There was one recent comment in the downstream bug, after I asked for a reproduction recipe:

  "upon first boot, when adding encrypted usb hdds it gives a "DBUS timeout" message after the enter encryption password prompt, then cannot mount the volume manually via cryptsetup until the usb drive is taken out and plugged back in (cannot access device)."

But a d-bus timeout rather sounds like a consequence of dk-disks crashing than the reason for the crash.
Comment 2 David Zeuthen (not reading bugmail) 2009-10-09 08:15:20 UTC
(In reply to comment #0)
> However, object_path is set in register_disks_device(), and device_file
> and dev in update_info(). So there is one possible path which could lead to
> this:
> 
>         devkit_disks_device_set_device_file (device,
> g_udev_device_get_device_file (device->priv->d));
>         if (device->priv->device_file == NULL) {
>                 g_warning ("No device file for %s", device->priv->native_path);
>                 goto out;
>         }
> 
> So perhaps device_add() shouldn't add such invalid ones to the hash tables, or
> devices which don't have all four data fields should be discarded at all?

Yeah, I think there's some race with 'change', then 'remove' and our process handles the 'change' event just before the 'remove' event (e.g. the 'remove' event happened in udev already - it's just queued up in our process). So that brings us here.
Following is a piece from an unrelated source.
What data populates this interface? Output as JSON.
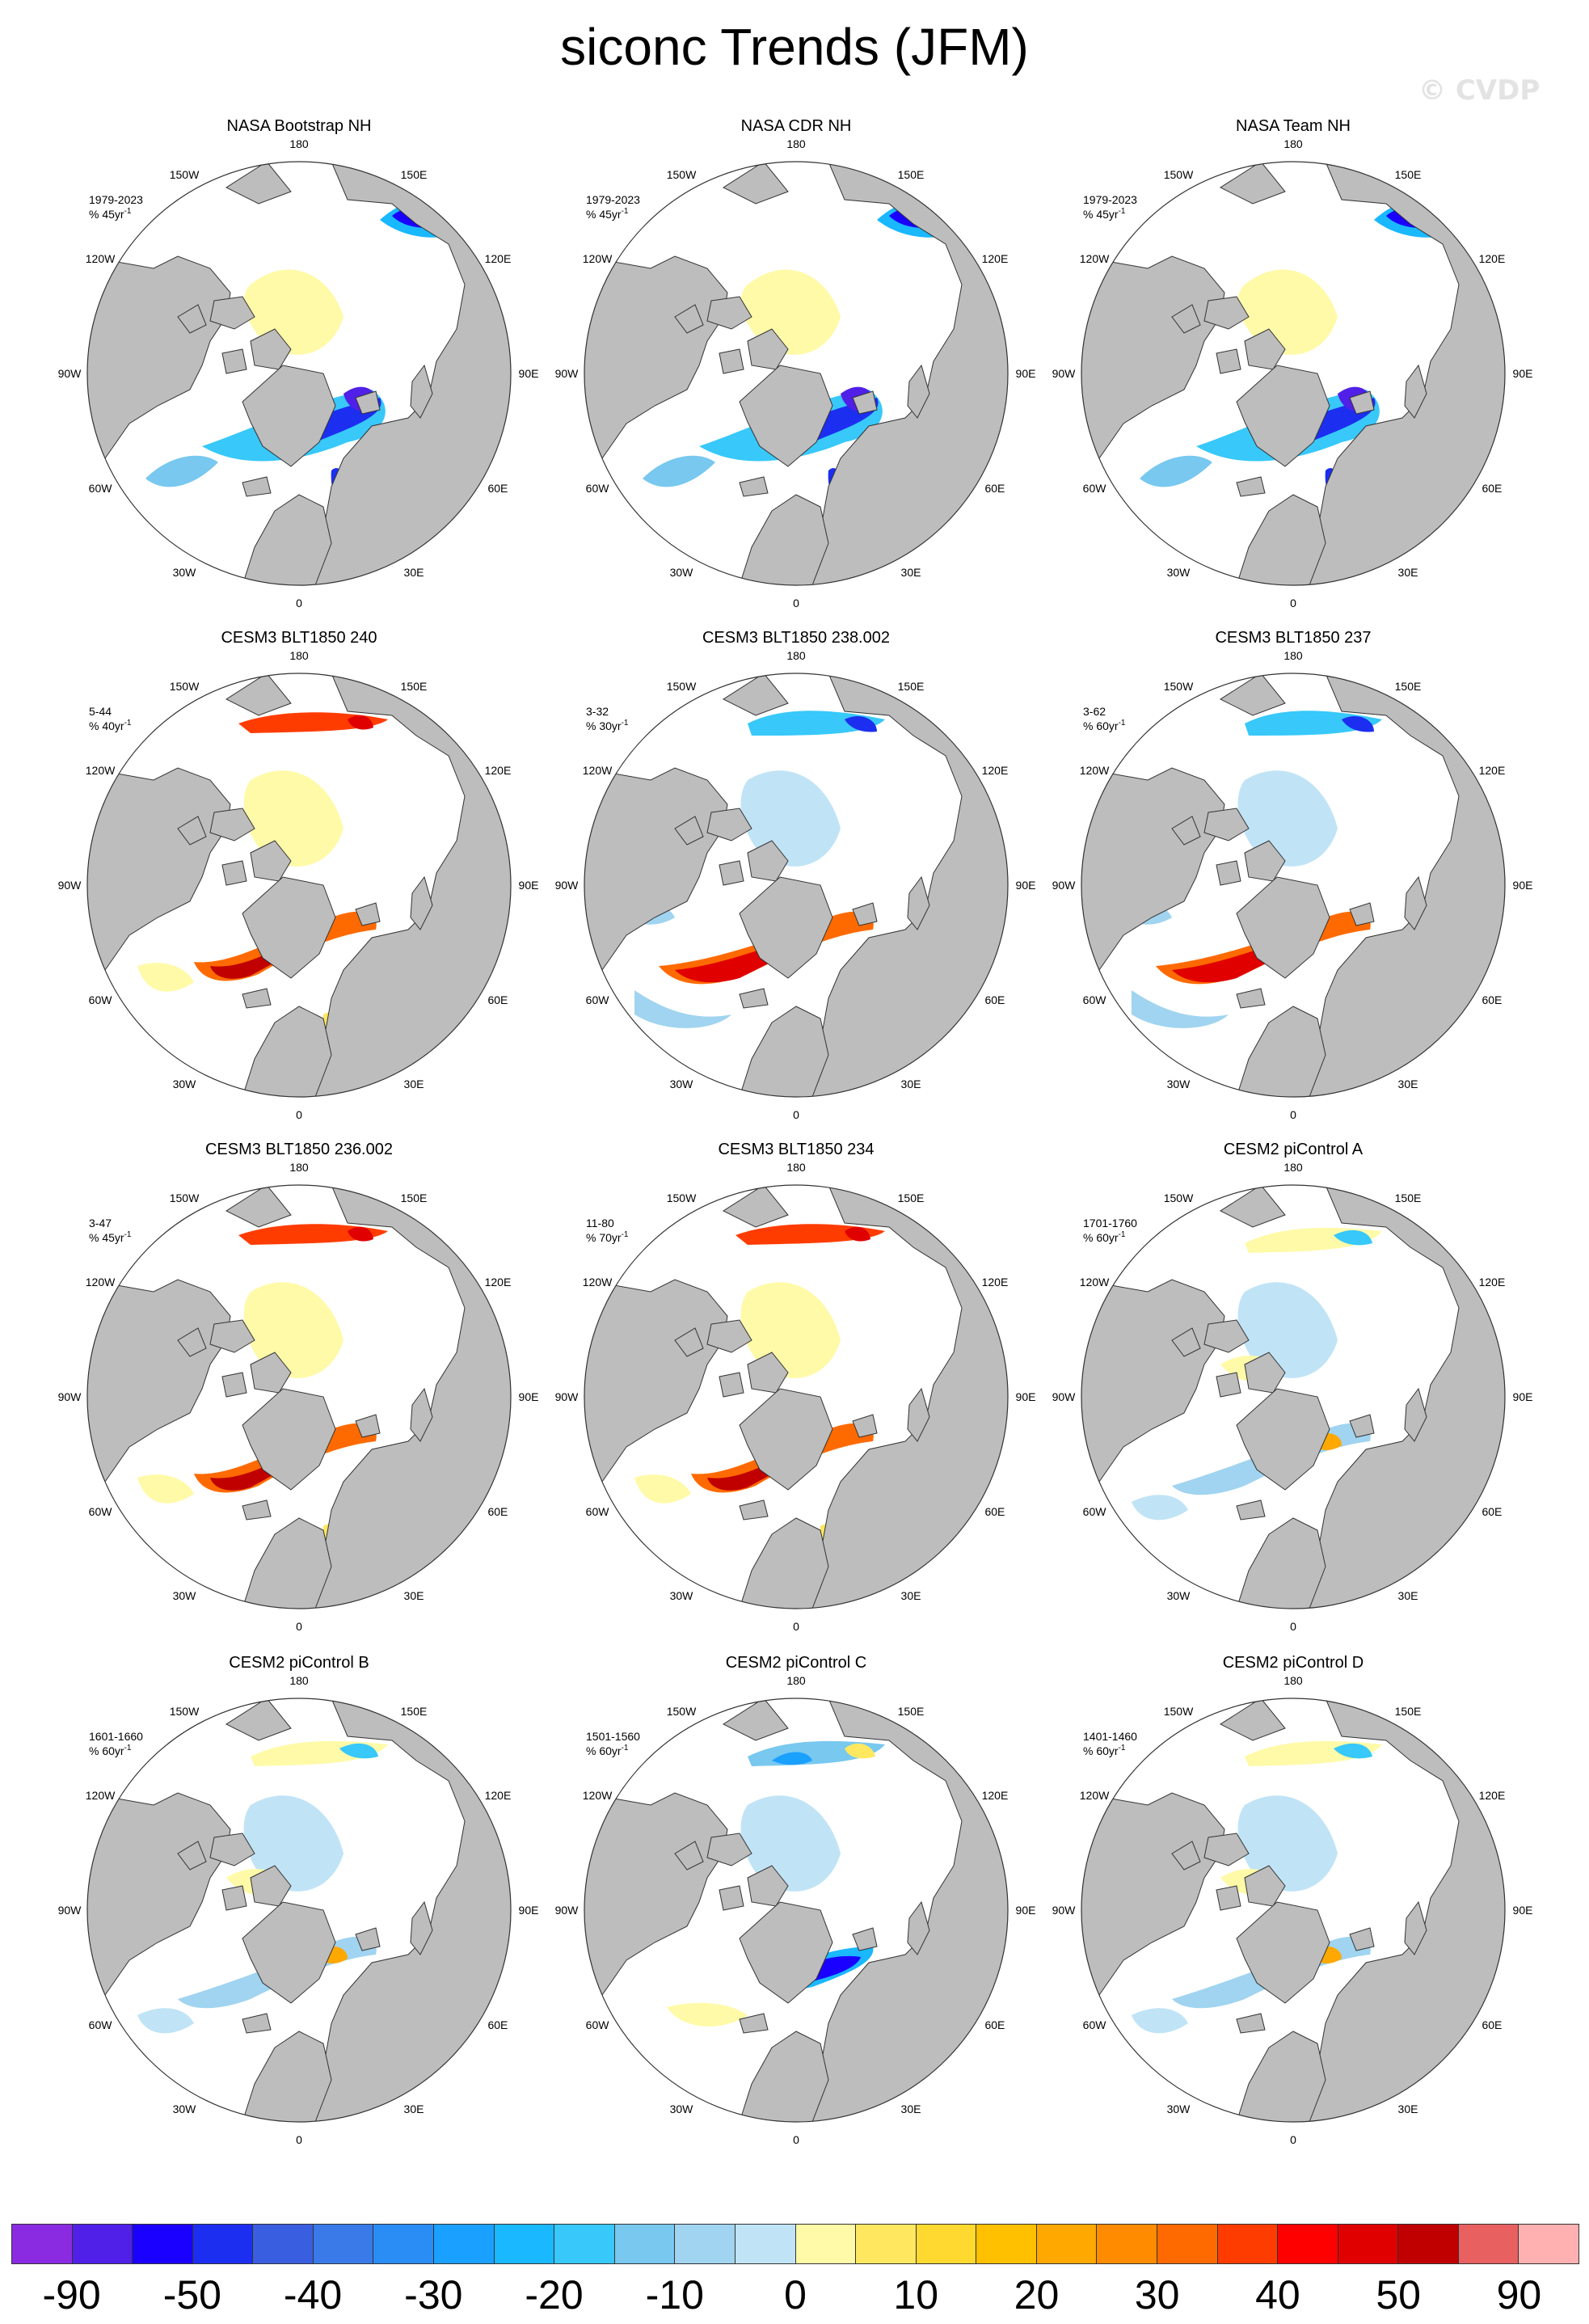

Actually we don't handle neither the udev 'move' event nor the situation where the device file is changing. To handle this we need to keep the global hash tables up to date when processing a 'change' event. I've committed a patch to do this (hold on for the URL) and it should fix this problem as well.

Comment 3 David Zeuthen (not reading bugmail) 2009-10-09 08:18:01 UTC
Here's the patch

http://cgit.freedesktop.org/DeviceKit/DeviceKit-disks/commit/?id=7d9be0143e8d5b34364c5b7dc27cf735da84b558

Martin, any chance you can get the upstream reporters to test it? Thanks.

Please reopen the bug if there's still a crash.